Consider how Apple harnessed that changed culture. Apple founder Steve Jobs reasoned that while our culture balks at paying $15 for a new CD, people also don’t want to poke around the internet for hours and steal entire libraries on Napster. He had a crazy idea: Short attention spans might appreciate the simplicity of 99 cents per song. By 2007, the sale of those cheap little digital singles overtook CDs in a landslide, generating $819 million in sales.
When the culture demanded a cheap, easy, fast way to get music, Apple had the ingenuity to address this business trigger and become the No. 1 music retailer in the world — all because it monitored critical shifts in cultural behavior and added more value faster than anyone else.
Less than 10 years after Apple deployed its iTunes Music Store, it surpassed 25 billion songs sold. Apple triggered an industry crisis and changed how the world consumes music, books, and in-pocket entertainment.
To stay ahead of this business crisis trigger, ask yourself: What behaviors are trending? What cultural shifts are afoot? What belief systems apply to those trends, and how can they affect our business? What cultural shifts can we use to our advantage today?

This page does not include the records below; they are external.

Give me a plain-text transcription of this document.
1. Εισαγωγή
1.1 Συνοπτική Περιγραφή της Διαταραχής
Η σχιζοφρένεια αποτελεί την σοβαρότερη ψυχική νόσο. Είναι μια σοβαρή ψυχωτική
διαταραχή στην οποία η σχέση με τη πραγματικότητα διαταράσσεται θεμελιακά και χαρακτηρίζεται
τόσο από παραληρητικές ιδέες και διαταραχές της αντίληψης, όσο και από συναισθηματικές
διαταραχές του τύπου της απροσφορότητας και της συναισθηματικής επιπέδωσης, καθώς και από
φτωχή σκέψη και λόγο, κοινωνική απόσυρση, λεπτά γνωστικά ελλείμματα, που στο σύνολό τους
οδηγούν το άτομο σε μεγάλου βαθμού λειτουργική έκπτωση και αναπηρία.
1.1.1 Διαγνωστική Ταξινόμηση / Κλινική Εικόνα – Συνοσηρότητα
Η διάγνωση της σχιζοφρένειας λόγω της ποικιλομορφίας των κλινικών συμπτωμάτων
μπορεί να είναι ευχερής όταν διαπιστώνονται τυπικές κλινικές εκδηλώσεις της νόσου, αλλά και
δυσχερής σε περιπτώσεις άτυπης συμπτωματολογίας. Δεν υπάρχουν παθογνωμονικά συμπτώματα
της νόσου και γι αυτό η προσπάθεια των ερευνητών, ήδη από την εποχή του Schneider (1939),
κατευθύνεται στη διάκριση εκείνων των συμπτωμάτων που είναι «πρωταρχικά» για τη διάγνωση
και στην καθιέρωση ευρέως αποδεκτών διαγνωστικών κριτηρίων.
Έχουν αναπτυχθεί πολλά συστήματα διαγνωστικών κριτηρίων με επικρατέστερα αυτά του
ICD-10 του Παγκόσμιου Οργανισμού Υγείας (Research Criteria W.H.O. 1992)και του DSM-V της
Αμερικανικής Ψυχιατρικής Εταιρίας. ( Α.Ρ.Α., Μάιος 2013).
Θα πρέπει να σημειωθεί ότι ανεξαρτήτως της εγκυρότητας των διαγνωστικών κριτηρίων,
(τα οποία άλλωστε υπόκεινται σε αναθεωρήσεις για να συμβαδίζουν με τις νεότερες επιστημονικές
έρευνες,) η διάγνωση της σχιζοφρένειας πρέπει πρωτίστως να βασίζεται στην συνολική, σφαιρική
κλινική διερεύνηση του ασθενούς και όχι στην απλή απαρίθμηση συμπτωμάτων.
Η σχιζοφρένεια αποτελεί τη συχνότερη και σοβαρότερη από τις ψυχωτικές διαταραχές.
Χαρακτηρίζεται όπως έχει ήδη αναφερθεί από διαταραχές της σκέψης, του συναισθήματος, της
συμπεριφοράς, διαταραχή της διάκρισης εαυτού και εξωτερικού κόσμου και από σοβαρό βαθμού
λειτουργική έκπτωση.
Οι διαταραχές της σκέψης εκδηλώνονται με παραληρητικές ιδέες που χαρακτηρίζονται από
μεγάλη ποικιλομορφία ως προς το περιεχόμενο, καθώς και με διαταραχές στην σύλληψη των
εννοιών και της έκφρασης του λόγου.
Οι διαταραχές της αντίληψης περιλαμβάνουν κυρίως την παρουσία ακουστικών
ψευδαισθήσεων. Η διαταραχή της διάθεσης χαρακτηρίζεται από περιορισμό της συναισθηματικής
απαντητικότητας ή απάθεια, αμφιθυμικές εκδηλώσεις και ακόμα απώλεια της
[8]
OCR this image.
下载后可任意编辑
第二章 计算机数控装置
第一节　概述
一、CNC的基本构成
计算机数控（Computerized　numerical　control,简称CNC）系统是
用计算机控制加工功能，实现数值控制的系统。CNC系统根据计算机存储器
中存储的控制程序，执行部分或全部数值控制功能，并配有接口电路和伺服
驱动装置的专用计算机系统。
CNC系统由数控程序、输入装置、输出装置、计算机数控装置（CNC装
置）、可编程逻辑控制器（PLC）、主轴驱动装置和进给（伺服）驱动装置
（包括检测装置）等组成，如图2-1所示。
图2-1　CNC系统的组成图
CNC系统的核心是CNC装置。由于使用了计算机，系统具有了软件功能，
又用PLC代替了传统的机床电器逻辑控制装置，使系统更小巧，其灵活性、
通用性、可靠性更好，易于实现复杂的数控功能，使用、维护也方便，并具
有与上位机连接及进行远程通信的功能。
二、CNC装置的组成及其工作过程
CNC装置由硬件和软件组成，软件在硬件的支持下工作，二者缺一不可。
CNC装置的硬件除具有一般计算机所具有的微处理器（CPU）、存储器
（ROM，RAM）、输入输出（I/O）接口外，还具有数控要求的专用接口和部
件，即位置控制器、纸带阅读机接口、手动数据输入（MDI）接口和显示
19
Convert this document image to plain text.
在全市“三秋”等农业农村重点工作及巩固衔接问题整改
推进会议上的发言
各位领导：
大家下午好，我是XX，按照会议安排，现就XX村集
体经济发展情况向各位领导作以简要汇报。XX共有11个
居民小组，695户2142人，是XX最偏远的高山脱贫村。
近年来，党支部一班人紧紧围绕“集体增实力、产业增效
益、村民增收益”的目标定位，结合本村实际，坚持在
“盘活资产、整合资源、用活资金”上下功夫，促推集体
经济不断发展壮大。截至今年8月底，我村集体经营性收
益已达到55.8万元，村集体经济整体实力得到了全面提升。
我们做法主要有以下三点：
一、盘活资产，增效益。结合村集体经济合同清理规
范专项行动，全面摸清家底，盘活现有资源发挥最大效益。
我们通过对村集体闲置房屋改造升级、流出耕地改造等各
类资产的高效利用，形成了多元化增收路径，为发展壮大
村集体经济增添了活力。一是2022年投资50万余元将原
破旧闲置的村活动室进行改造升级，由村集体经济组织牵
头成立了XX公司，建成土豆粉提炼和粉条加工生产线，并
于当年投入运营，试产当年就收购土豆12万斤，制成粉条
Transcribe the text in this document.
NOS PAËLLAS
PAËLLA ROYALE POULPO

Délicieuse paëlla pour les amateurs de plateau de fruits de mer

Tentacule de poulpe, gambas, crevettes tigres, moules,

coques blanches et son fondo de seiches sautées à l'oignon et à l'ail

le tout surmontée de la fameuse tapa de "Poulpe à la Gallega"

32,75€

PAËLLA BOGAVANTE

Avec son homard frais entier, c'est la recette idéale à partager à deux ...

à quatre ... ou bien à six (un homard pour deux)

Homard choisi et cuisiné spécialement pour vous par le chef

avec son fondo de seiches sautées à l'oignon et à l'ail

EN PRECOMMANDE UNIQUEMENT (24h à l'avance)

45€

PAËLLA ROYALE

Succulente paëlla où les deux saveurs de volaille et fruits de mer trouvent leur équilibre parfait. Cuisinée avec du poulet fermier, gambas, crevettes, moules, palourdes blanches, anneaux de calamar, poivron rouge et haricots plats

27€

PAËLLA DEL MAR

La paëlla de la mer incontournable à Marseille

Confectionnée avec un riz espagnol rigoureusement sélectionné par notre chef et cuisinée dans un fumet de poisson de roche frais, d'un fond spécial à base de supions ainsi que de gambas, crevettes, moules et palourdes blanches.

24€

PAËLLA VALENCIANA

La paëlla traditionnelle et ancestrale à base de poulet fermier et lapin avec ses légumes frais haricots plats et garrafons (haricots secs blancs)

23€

Business Trigger #8: A Change in Employees’ Lives
Many business owners have experienced a top employee or salesperson going through a life stage like the birth of a child or a divorce, and they ask for some time away. Suddenly, they aren’t around as much, and if they are, they’re less productive, which can be a real hit on your business.
Business Leaders Embrace Crises and Change
After more than four decades of studying the highest achievers in business and life, I know one thing for certain: People who succeed at the highest level are not lucky — they’re doing something differently than everyone else.
Don’t wait to react to a business crisis. You don’t need to operate in fear if you anticipate change and embrace the opportunity it brings. Analyze the landscape. Ask questions. Challenge yourself to anticipate how a business crisis might emerge. Examine how you and your team can attack potential challenges. Create a pre-crisis plan that takes advantage of crisis opportunities when they open up to you.
There is no time better than the present to be a leader, my friends.